Conrado Hübner Mendes
Folha
Ministros do STF têm nos submetido a uma relação abusiva. Pedem adesão ao seguinte contrato: “Eu, ministro do STF, ignoro restrições éticas à minha conduta. Aberto a convites para novas amizades, ignoro ideias de imparcialidade objetiva e de conflito de interesses. Frequento a feira livre dos desejos e afetos. Ignoro colegialidade e institucionalidade e uso de meus poderes individuais pelos critérios que, sozinho, defino. Ignoro críticas, injustas implicâncias”.
Também sozinho, escolho se e quando o país vai decidir uma urgência constitucional. Escolho até se prefiro negociar a julgar. Sempre que do meu gosto, sonego o plenário e denego explicação à cidadania. Não presto contas da minha inércia, minha agenda ou minha eventual promiscuidade. Respeite minha vontade monocrática. Não devo publicidade dos meus rendimentos extras. Respeite minha privacidade.

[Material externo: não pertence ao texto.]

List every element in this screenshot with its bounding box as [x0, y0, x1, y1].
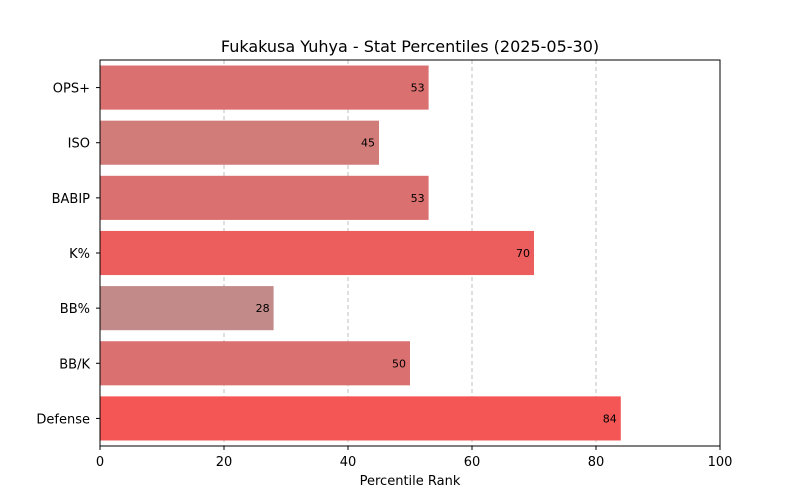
x-tick-label-60: 60 — [464, 455, 481, 470]
x-tick-label-100: 100 — [708, 455, 733, 470]
bar-babip — [100, 175, 429, 220]
bar-ops — [100, 65, 429, 110]
bar-bb-k — [100, 341, 410, 386]
bar-iso — [100, 120, 379, 165]
x-axis-ticks: 0 20 40 60 80 100 — [96, 446, 733, 470]
y-tick-label-bb: BB% — [60, 302, 90, 317]
data-label-bb-k: 50 — [392, 357, 406, 370]
bar-defense — [100, 396, 621, 441]
data-label-ops: 53 — [411, 82, 425, 95]
y-tick-label-ops: OPS+ — [53, 82, 90, 97]
y-axis-ticks: OPS+ ISO BABIP K% BB% BB/K Defense — [36, 82, 100, 427]
bar-k — [100, 230, 534, 276]
bar-bb — [100, 286, 274, 331]
x-axis-label: Percentile Rank — [360, 474, 461, 489]
y-tick-label-k: K% — [69, 247, 90, 262]
data-label-babip: 53 — [411, 192, 425, 205]
x-tick-label-20: 20 — [216, 455, 233, 470]
data-label-iso: 45 — [361, 137, 375, 150]
chart-title: Fukakusa Yuhya - Stat Percentiles (2025-… — [221, 37, 599, 56]
y-tick-label-iso: ISO — [68, 137, 90, 152]
y-tick-label-bb-k: BB/K — [59, 357, 90, 372]
data-labels: 53 45 53 70 28 50 84 — [256, 82, 617, 426]
y-tick-label-defense: Defense — [36, 412, 90, 427]
x-tick-label-80: 80 — [588, 455, 605, 470]
x-tick-label-40: 40 — [340, 455, 357, 470]
bars — [100, 65, 621, 441]
y-tick-label-babip: BABIP — [52, 192, 91, 207]
x-tick-label-0: 0 — [96, 455, 104, 470]
data-label-defense: 84 — [603, 412, 617, 425]
data-label-k: 70 — [516, 247, 530, 260]
data-label-bb: 28 — [256, 302, 270, 315]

Eu e minha coragem viabilizamos as eleições de 2022. Salvamos a democracia, portanto. Mas podemos não estar a fim de salvá-la na próxima. Depois dessa façanha, mais abusado ainda vou ficar. Se me cortejar e me chamar para reuniões no além-mar, recompenso com minha companhia, meu tempo e minha palestra improvisada sobre o Brasil. Meus impressionismos sociológicos valem o quanto pesam.
Concedo escuta a todes —indígenas, ativistas, trabalhadores. Mas janto e socializo, mesmo, só com os empregadores. Ou você está comigo ou é meu inimigo. Meu inimigo não, inimigo do STF. Assine aqui.
NINGUÉM ACEITA – Enquanto isso, do outro lado da Praça dos Três Poderes, extremistas e o centrão esperam a primeira oportunidade para fechar o STF. Sabemos haver muitas formas de fechar o STF sem fechar a porta do prédio.
No Congresso Nacional, tramitam projetos para que o legislador se dê o poder de revogar decisões do STF e a interpretação constitucional dissonante configure crime de responsabilidade. Dois caminhos para um único destino: impedir que um STF forte e legítimo possa controlar leis e práticas que violem a Constituição e perpetuem violência e sofrimento. Como o orçamento secreto e a usurpação de terras indígenas, por exemplo.
O Congresso não quer aperfeiçoar o STF. Apenas ameaçar e receber deferência em contrapartida. Ainda que haja outros arranjos possíveis de proteção da Constituição em democracias, as propostas quebram o modelo constitucional brasileiro de separação de poderes.
OUTRAS REAÇÕES – Os mesmos legisladores propõem também restringir decisões monocráticas. Inadvertidamente, justo por limitar poder individual de ministros, podem contribuir para fortalecer a instituição do STF. Sem querer, ajudariam o STF a fazer mais e melhor.
A liberdade monocrática, contudo, ao fragilizar a corte, agrada interesses. Um ministro sozinho é mais capturável. Argumentam que o STF não responderia a urgências sem liminares monocráticas. Afirmação empiricamente falsa. Houvesse suficientes ministros do STF comprometidos com a instituição do STF, o plenário conseguiria responder a urgências de modo mais inteligente.
A conduta anti-institucional de ministros está do jeito que o diabo gosta. O centrão, que joga a democracia brasileira numa relação abusiva desde sempre, emplacou representantes lá dentro. De Roma a Londres, de Lisboa a Nova York, o lobby empresarial, político e advocatício os hospeda.